INDEKS MEDIA

Berita Hari Ini Di Indonesia & Internasional

Komnas Perempuan Tegaskan Urgensi Revisi UU Perkawinan Demi Lindungi Hak Perempuan

Gie

JAKARTA, INDEKS MEDIA – Komisi Nasional Anti Kekerasan terhadap Perempuan (Komnas Perempuan) merespons polemik Peraturan Gubernur Jakarta No. 2 Tahun 2025 (Pergub Jakarta 2/2025) tentang Tata Cara Pemberian Izin Perkawinan dan Perceraian. Dalam pernyataannya, Komnas Perempuan menegaskan pentingnya revisi Undang-Undang Perkawinan No. 1 Tahun 1974 guna memastikan perlindungan hak perempuan dan penghapusan diskriminasi dalam praktik perkawinan di Indonesia.

Komnas Perempuan menyoroti ketentuan dalam UU Perkawinan yang meski mendasarkan asas monogami, tetap memberikan celah untuk praktik poligami melalui alasan-alasan yang dianggap diskriminatif, seperti istri tidak dapat menjalankan kewajibannya, memiliki cacat badan, atau tidak mampu melahirkan keturunan.
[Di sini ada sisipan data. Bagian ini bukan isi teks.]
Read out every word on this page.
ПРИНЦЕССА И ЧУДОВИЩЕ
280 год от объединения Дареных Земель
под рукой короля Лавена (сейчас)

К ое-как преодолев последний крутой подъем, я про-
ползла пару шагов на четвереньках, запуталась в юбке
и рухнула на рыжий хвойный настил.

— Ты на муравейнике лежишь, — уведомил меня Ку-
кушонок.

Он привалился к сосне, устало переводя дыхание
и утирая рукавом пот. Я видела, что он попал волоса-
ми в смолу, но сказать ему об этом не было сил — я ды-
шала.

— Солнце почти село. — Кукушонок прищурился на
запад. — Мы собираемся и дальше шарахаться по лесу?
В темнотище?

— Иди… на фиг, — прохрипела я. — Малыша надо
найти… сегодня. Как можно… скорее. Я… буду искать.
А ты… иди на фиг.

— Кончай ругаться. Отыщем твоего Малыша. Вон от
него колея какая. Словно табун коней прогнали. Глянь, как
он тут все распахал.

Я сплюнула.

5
Alasan ini dinilai merugikan perempuan, memperkuat budaya patriarki, dan melanggengkan ketimpangan gender.

“Pengaturan ini tidak hanya mengabaikan keadilan gender, tetapi juga memperkuat posisi subordinat perempuan dalam masyarakat,” ungkap ketua Komnas Perempuan, Andy Yentriyani, dalam rilis yang diterima, Sabtu (18/1/2025).

Komnas Perempuan mencatat bahwa poligami sering kali menjadi pemicu kekerasan dalam rumah tangga (KDRT), baik secara fisik, psikis, maupun ekonomi. Data menunjukkan bahwa dari 3.079 kasus KDRT yang dilaporkan sejak 2004, setengahnya merupakan kekerasan psikis, sementara 16% terkait penelantaran dan kekerasan ekonomi.

Poligami yang dilakukan tanpa prosedur resmi juga dinilai sebagai tindak pidana kejahatan perkawinan. Praktik seperti ini sering menyebabkan penderitaan psikologis, penelantaran, hingga hilangnya hak-hak perempuan dan anak dalam keluarga.

Komnas Perempuan menegaskan pentingnya revisi UU Perkawinan untuk menghapus alasan-alasan diskriminatif dalam praktik poligami, menjadikan alasan poligami bersifat kumulatif, bukan alternatif, mengintegrasikan pengaturan poligami dengan tindak pidana kejahatan perkawinan sebagaimana diatur dalam KUHP dan UU PKDRT dan emastikan pelaksanaan hak nafkah bagi perempuan dan anak pasca-perceraian.

“Putusan Mahkamah Konstitusi No. 12/PUU-V/2007 telah menegaskan bahwa pengaturan ketat terhadap praktik poligami adalah amanat konstitusional untuk melindungi perempuan dari diskriminasi dan kekerasan,” tambahnya.

Komnas Perempuan meminta agar pelaksanaan Pergub Jakarta 2/2025 diiringi dengan langkah-langkah tegas untuk memastikan keadilan dan perlindungan hak perempuan. Beberapa rekomendasi tersebut meliputi:

Penegakan hukum terkait pencatatan perkawinan sesuai UU Perkawinan dan UU Administrasi Kependudukan. Pembentukan tim pertimbangan yang adil gender dan memiliki keahlian mengenali kekerasan berbasis gender.

Komnas Perempuan berharap pemerintah segera mengkaji revisi UU Perkawinan sebagai langkah nyata untuk memastikan keadilan gender dan melindungi perempuan dari diskriminasi serta kekerasan.

“Ini adalah momentum untuk menguatkan komitmen negara terhadap pemenuhan hak-hak perempuan,” pungkasnya.